Mário Alexandre, de nacionalidade moçambicana, solteiro, doravante designado por Requerente, residente no Bairro da Malhangalene, Av. da Resistência,  3º andar, flat 3, direito, nº 1418, com domicílio profissional na Empresa Águas de Maputo, como Técnico de Contas, pai do menor Hélio Alexandre, conforme atesta o doc. 1, em anexo, vem intentar
Contra:

Fabiana Titos, também de nacionalidade moçambicana, casada, doravante designada por Requerida, residente no Bairro de Xipamanine, Av. Irmão Rubi, casa nº 38, uma vivenda, Q. 19, próximo da Casa dos Pães, com domicílio profissional na Empresa Vodacom, mãe do menor já identificado:

Uma acção declarativa de condenação de Alimentos, fundando-se e louvando-se nos factos seguintes:

  I
O Requerido e a Requerida residiram em união de facto durante 5 anos, e dessa relação nasceu o menor acima identificado, hoje com 4 anos de idade, frequentando o último ano da creche, onde paga uma mensalidade no valor de 6.000,00Mt, conforme atesta o doc.2.

II
Apesar de o requerente possuir a aguarda do filho, um trabalho fixo e um rendimento mensal, não obsta que a requerida se exima das suas obrigações primárias, que são de prover alimentos, nos termos do disposto no artigo 407, da Lei 10/2004, de 25 de Agosto, até porque este acarreta com as despesas de arrendamento e alimentação, é estudante do ensino superior numa escola privada, onde paga 7000,00Mt mensais,  (vide doc. 3 e 4) e paga a babá do menor, entre outras despesas correntes.

III
Ademais, importa realçar que a requerida é, para além de trabalhadora da empresa acima referenciada, onde aufere um salário condigno, proprietária de um estabelecimento comercial (restaurante), de muito sucesso na Praça, sita na Av. 24 de Julho, nº 2015, de nome Jantar à Moçambicano.

IV
Todavia, apesar de possuir recursos mais do que suficientes para prover uma pensão alimentícia ao seu filho, nos termos do artigo 408,  tem esta se recusado com veemência, fazendo com que o menor careça de Vestuário como uniforme escolar e de lazer, material escolar e alimentação variável e saudável, transporte escolar, etc.

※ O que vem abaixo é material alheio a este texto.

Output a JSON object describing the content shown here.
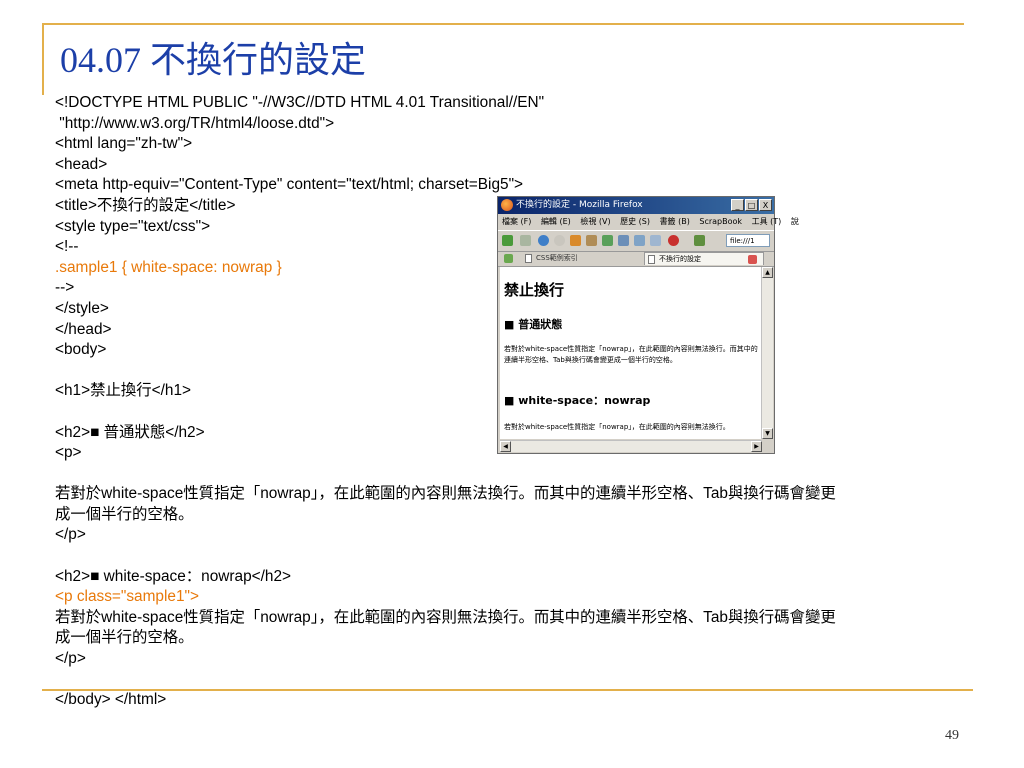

Diante do exposto,  requer a V. Exa, que seja a requerida condenada no pagamento de uma Pensão mensal, no valor de 15.000,00Mt.

Maputo, 15 de Fevereiro de 2011
                                                                                  
Junta: duplicados legais – 3 cópias, fotópias da cédula da criança autentica.

E ainda reconhecer o documento no notário.